O tempo, aqui, também é chave. Há um equilíbrio fino entre a potência do barril e a influência de jerez. O prazo que o barril deve guardar o vinho espanhol deve ser somente suficiente para que este entre em seus poros, e influencie no sabor do whisky. Mas, não grande o suficiente para roubar a potência da madeira. É um tradeoff, numa progressão bem ardilosa. Mais tempo pode, discutivelmente e até certo limite, trazer mais influência do indrink, mas menos da madeira. Seja como for, a própria The Macallan diz que o prazo de cura – que aliás, é um termo bem melhor do que tempero – é de um a dois anos.

EXCLUSIVIDADE E SABOR

Assim como ocorre com o The Macallan 18 anos, o 25 anos é uma edição limitada anual. A a justificativa oficial é que, como barricas se comportam de formas distintas, cada ano trará um perfil sensorial levemente diferente para o whisky. Este Cão, entretanto, suspeita que seja uma razão mais comercial. Estampar o ano no rótulo faz com que o ávido colecionador se veja obrigado a comprar uma – ou três – garrafas anualmente, ao invés de apenas uma vez na vida. Ainda mais considerando a altíssima capacidade de padronização e qualidade da The Macallan.

A destilaria

Sensorialmente, o The Macallan 25 anos traz notas de – wait for it – bolo de frutas, alcaçuz, pimenta do reino e cravo. É um whisky curiosamente delicado para a The Macallan, fruto do quarto de século de maturação. Mas é também oleoso, com um sabor resinoso, típico dos maltes mais maturados. Dizer que é um whisky único que vale o investimento seria uma hipérbole. Mas é um líquido que, indiscutivelmente, tem sabor de caro.

Por vinte e sete mil reais, é difícil recomendar o The Macallan 25 anos. Apelar para a lógica, neste caso, é um exercício de futilidade. Nada que eu disser justificará o preço. E obviamente a The Macallan sabe disso. Macallans são produtos de luxo, criados para mexer com o desejo, status e exclusividade. Nada de errado aqui. Um bolo de frutas ordinário dificilmente custará mais do que poucas dezenas de reais. Já o – e note o artigo definido aqui – bolo de frutas do casamento real é algo diferente. Ele não é um bolo de frutas. Ele é um objeto que transmite muito mais sobre seu comprador do que sobre si mesmo.

Mas, se me permitem um último sussurro, e que ninguém me ouça, é bom demais.

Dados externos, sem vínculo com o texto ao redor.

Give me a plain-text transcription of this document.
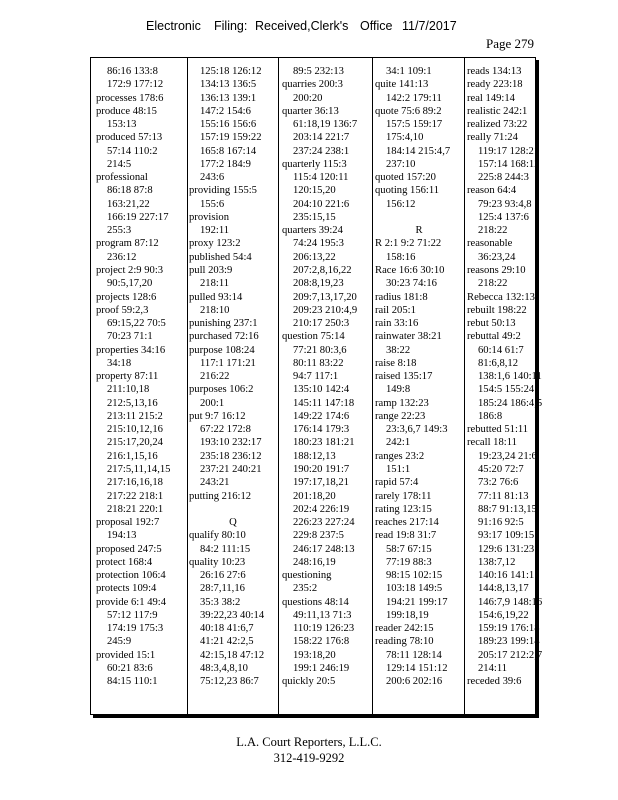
Electronic Filing: Received,Clerk's Office 11/7/2017
Page 279
86:16 133:8
172:9 177:12
processes 178:6
produce 48:15
153:13
produced 57:13
57:14 110:2
214:5
professional
86:18 87:8
163:21,22
166:19 227:17
255:3
program 87:12
236:12
project 2:9 90:3
90:5,17,20
projects 128:6
proof 59:2,3
69:15,22 70:5
70:23 71:1
properties 34:16
34:18
property 87:11
211:10,18
212:5,13,16
213:11 215:2
215:10,12,16
215:17,20,24
216:1,15,16
217:5,11,14,15
217:16,16,18
217:22 218:1
218:21 220:1
proposal 192:7
194:13
proposed 247:5
protect 168:4
protection 106:4
protects 109:4
provide 6:1 49:4
57:12 117:9
174:19 175:3
245:9
provided 15:1
60:21 83:6
84:15 110:1
125:18 126:12
134:13 136:5
136:13 139:1
147:2 154:6
155:16 156:6
157:19 159:22
165:8 167:14
177:2 184:9
243:6
providing 155:5
155:6
provision
192:11
proxy 123:2
published 54:4
pull 203:9
218:11
pulled 93:14
218:10
punishing 237:1
purchased 72:16
purpose 108:24
117:1 171:21
216:22
purposes 106:2
200:1
put 9:7 16:12
67:22 172:8
193:10 232:17
235:18 236:12
237:21 240:21
243:21
putting 216:12
Q
qualify 80:10
84:2 111:15
quality 10:23
26:16 27:6
28:7,11,16
35:3 38:2
39:22,23 40:14
40:18 41:6,7
41:21 42:2,5
42:15,18 47:12
48:3,4,8,10
75:12,23 86:7
89:5 232:13
quarries 200:3
200:20
quarter 36:13
61:18,19 136:7
203:14 221:7
237:24 238:1
quarterly 115:3
115:4 120:11
120:15,20
204:10 221:6
235:15,15
quarters 39:24
74:24 195:3
206:13,22
207:2,8,16,22
208:8,19,23
209:7,13,17,20
209:23 210:4,9
210:17 250:3
question 75:14
77:21 80:3,6
80:11 83:22
94:7 117:1
135:10 142:4
145:11 147:18
149:22 174:6
176:14 179:3
180:23 181:21
188:12,13
190:20 191:7
197:17,18,21
201:18,20
202:4 226:19
226:23 227:24
229:8 237:5
246:17 248:13
248:16,19
questioning
235:2
questions 48:14
49:11,13 71:3
110:19 126:23
158:22 176:8
193:18,20
199:1 246:19
quickly 20:5
34:1 109:1
quite 141:13
142:2 179:11
quote 75:6 89:2
157:5 159:17
175:4,10
184:14 215:4,7
237:10
quoted 157:20
quoting 156:11
156:12
R
R 2:1 9:2 71:22
158:16
Race 16:6 30:10
30:23 74:16
radius 181:8
rail 205:1
rain 33:16
rainwater 38:21
38:22
raise 8:18
raised 135:17
149:8
ramp 132:23
range 22:23
23:3,6,7 149:3
242:1
ranges 23:2
151:1
rapid 57:4
rarely 178:11
rating 123:15
reaches 217:14
read 19:8 31:7
58:7 67:15
77:19 88:3
98:15 102:15
103:18 149:5
194:21 199:17
199:18,19
reader 242:15
reading 78:10
78:11 128:14
129:14 151:12
200:6 202:16
reads 134:13
ready 223:18
real 149:14
realistic 242:1
realized 73:22
really 71:24
119:17 128:21
157:14 168:12
225:8 244:3
reason 64:4
79:23 93:4,8
125:4 137:6
218:22
reasonable
36:23,24
reasons 29:10
218:22
Rebecca 132:13
rebuilt 198:22
rebut 50:13
rebuttal 49:2
60:14 61:7
81:6,8,12
138:1,6 140:11
154:5 155:24
185:24 186:4,5
186:8
rebutted 51:11
recall 18:11
19:23,24 21:6
45:20 72:7
73:2 76:6
77:11 81:13
88:7 91:13,15
91:16 92:5
93:17 109:15
129:6 131:23
138:7,12
140:16 141:1
144:8,13,17
146:7,9 148:16
154:6,19,22
159:19 176:18
189:23 199:14
205:17 212:2,7
214:11
receded 39:6
L.A. Court Reporters, L.L.C.
312-419-9292
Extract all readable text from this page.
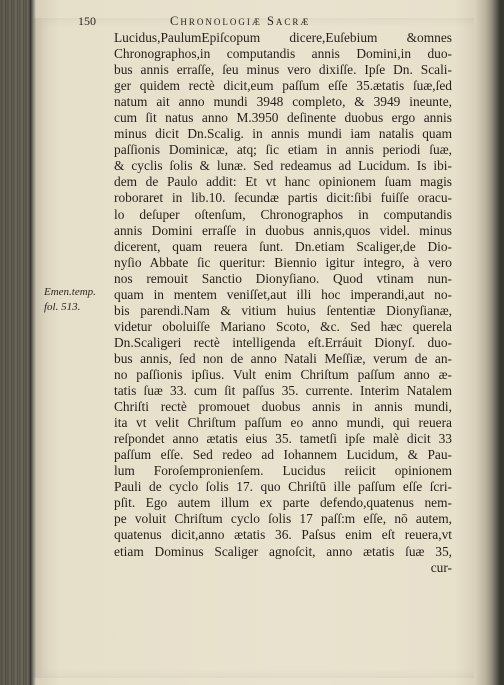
150	Chronologiæ Sacræ
Emen.temp.
fol. 513.
Lucidus,PaulumEpiſcopum dicere,Euſebium &omnes
Chronographos,in computandis annis Domini,in duo-
bus annis erraſſe, ſeu minus vero dixiſſe. Ipſe Dn. Scali-
ger quidem rectè dicit,eum paſſum eſſe 35.ætatis ſuæ,ſed
natum ait anno mundi 3948 completo, & 3949 ineunte,
cum ſit natus anno M.3950 deſinente duobus ergo annis
minus dicit Dn.Scalig. in annis mundi iam natalis quam
paſſionis Dominicæ, atq; ſic etiam in annis periodi ſuæ,
& cyclis ſolis & lunæ. Sed redeamus ad Lucidum. Is ibi-
dem de Paulo addit: Et vt hanc opinionem ſuam magis
roboraret in lib.10. ſecundæ partis dicit:ſibi fuiſſe oracu-
lo deſuper oſtenſum, Chronographos in computandis
annis Domini erraſſe in duobus annis,quos videl. minus
dicerent, quam reuera ſunt. Dn.etiam Scaliger,de Dio-
nyſio Abbate ſic queritur: Biennio igitur integro, à vero
nos remouit Sanctio Dionyſiano. Quod vtinam nun-
quam in mentem veniſſet,aut illi hoc imperandi,aut no-
bis parendi.Nam & vitium huius ſententiæ Dionyſianæ,
videtur oboluiſſe Mariano Scoto, &c. Sed hæc querela
Dn.Scaligeri rectè intelligenda eſt.Erráuit Dionyſ. duo-
bus annis, ſed non de anno Natali Meſſiæ, verum de an-
no paſſionis ipſius. Vult enim Chriſtum paſſum anno æ-
tatis ſuæ 33. cum ſit paſſus 35. currente. Interim Natalem
Chriſti rectè promouet duobus annis in annis mundi,
ita vt velit Chriſtum paſſum eo anno mundi, qui reuera
reſpondet anno ætatis eius 35. tametſi ipſe malè dicit 33
paſſum eſſe. Sed redeo ad Iohannem Lucidum, & Pau-
lum Foroſempronienſem. Lucidus reiicit opinionem
Pauli de cyclo ſolis 17. quo Chriſtū ille paſſum eſſe ſcri-
pſit. Ego autem illum ex parte defendo,quatenus nem-
pe voluit Chriſtum cyclo ſolis 17 paſſ:m eſſe, nō autem,
quatenus dicit,anno ætatis 36. Paſsus enim eſt reuera,vt
etiam Dominus Scaliger agnoſcit, anno ætatis ſuæ 35,
cur-
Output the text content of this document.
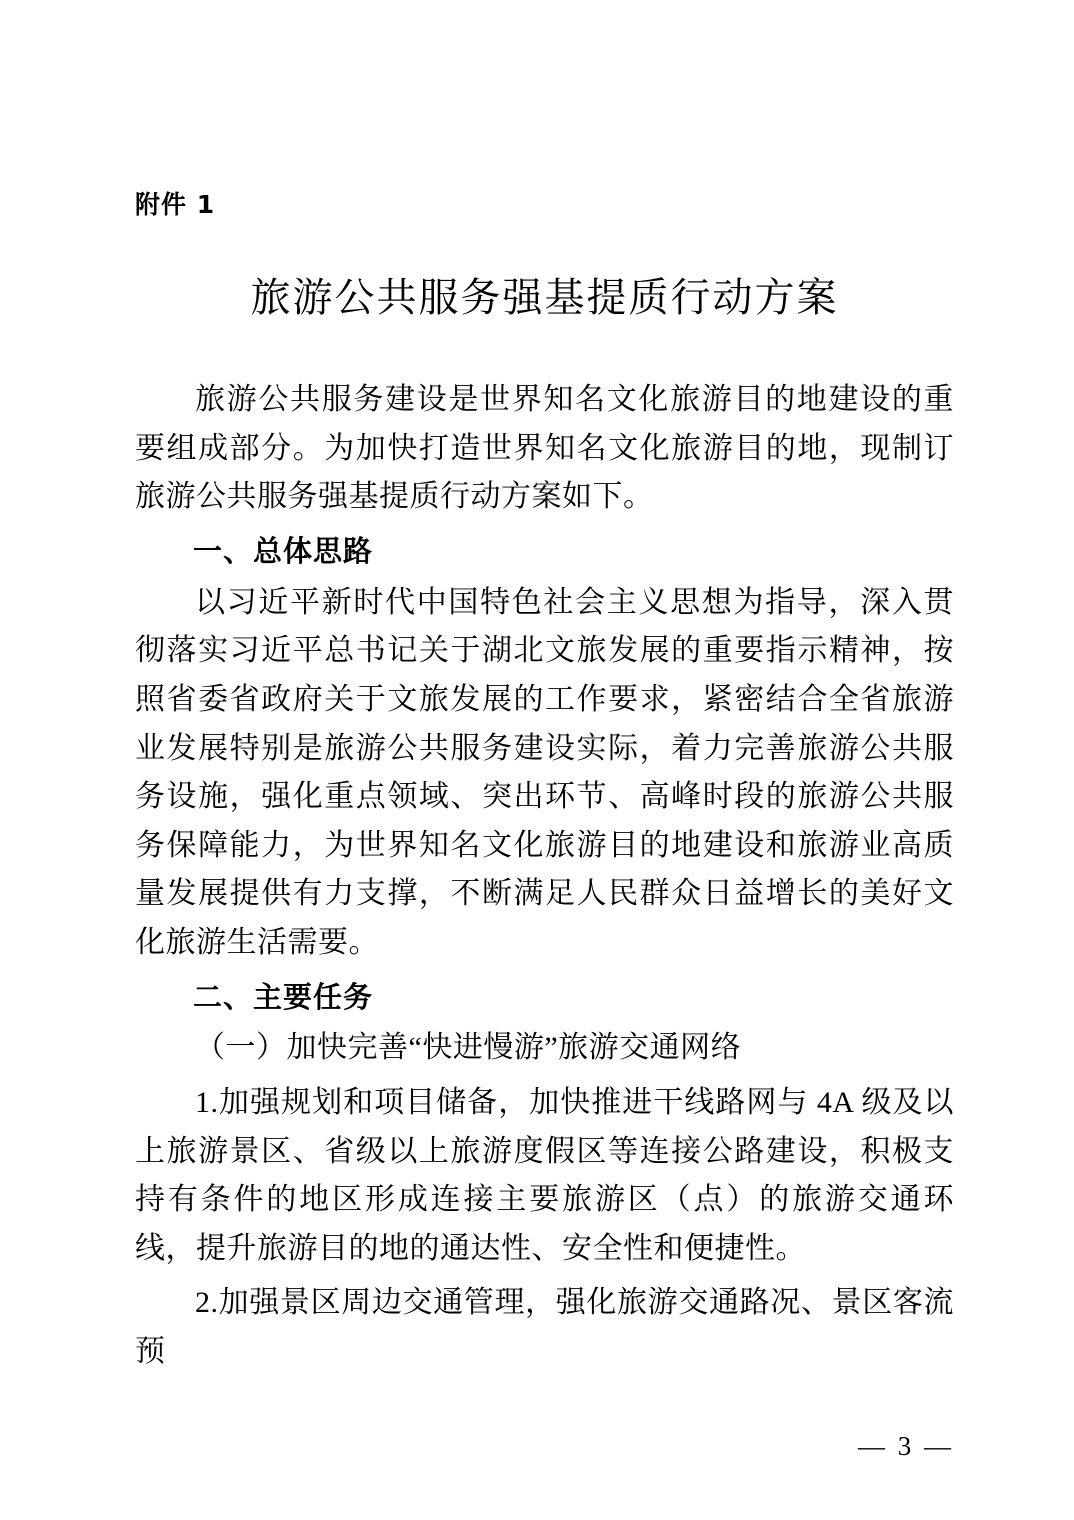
附件 1
旅游公共服务强基提质行动方案

旅游公共服务建设是世界知名文化旅游目的地建设的重要组成部分。为加快打造世界知名文化旅游目的地，现制订旅游公共服务强基提质行动方案如下。

一、总体思路

以习近平新时代中国特色社会主义思想为指导，深入贯彻落实习近平总书记关于湖北文旅发展的重要指示精神，按照省委省政府关于文旅发展的工作要求，紧密结合全省旅游业发展特别是旅游公共服务建设实际，着力完善旅游公共服务设施，强化重点领域、突出环节、高峰时段的旅游公共服务保障能力，为世界知名文化旅游目的地建设和旅游业高质量发展提供有力支撑，不断满足人民群众日益增长的美好文化旅游生活需要。

二、主要任务

（一）加快完善“快进慢游”旅游交通网络

1.加强规划和项目储备，加快推进干线路网与 4A 级及以上旅游景区、省级以上旅游度假区等连接公路建设，积极支持有条件的地区形成连接主要旅游区（点）的旅游交通环线，提升旅游目的地的通达性、安全性和便捷性。

2.加强景区周边交通管理，强化旅游交通路况、景区客流预

— 3 —
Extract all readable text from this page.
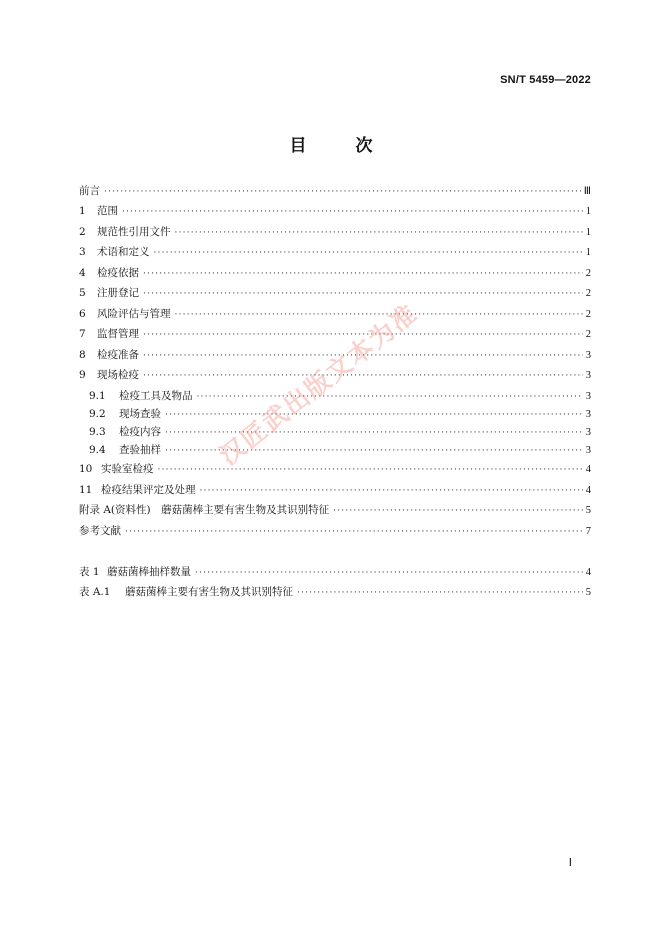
SN/T 5459—2022
目	次
前言 ·····	Ⅲ
1	范围 ·····	1
2	规范性引用文件 ·····	1
3	术语和定义 ·····	1
4	检疫依据 ·····	2
5	注册登记 ·····	2
6	风险评估与管理 ·····	2
7	监督管理 ·····	2
8	检疫准备 ·····	3
9	现场检疫 ·····	3
9.1	检疫工具及物品 ·····	3
9.2	现场查验 ·····	3
9.3	检疫内容 ·····	3
9.4	查验抽样 ·····	3
10 实验室检疫 ·····	4
11 检疫结果评定及处理 ·····	4
附录 A (资料性)　蘑菇菌棒主要有害生物及其识别特征 ·····	5
参考文献 ·····	7
表 1 蘑菇菌棒抽样数量 ·····	4
表 A.1	蘑菇菌棒主要有害生物及其识别特征 ·····	5
汉匠武出版文本为准
Ⅰ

THE MACALLAN 25 ANOS SHERRY OAK

Tipo: Single Malt

Destilaria: The Macallan

Região: Speyside

ABV: 43%

Notas de prova:

Aroma: uvas passas, especiarias, gengibre, frutas cristalizadas, açúcar mascavo.

Sabor: Frutas secas, ameixas secas, uvas passas, figos secos. Final longo e delicado, puxado para o açúcar mascavo e passas.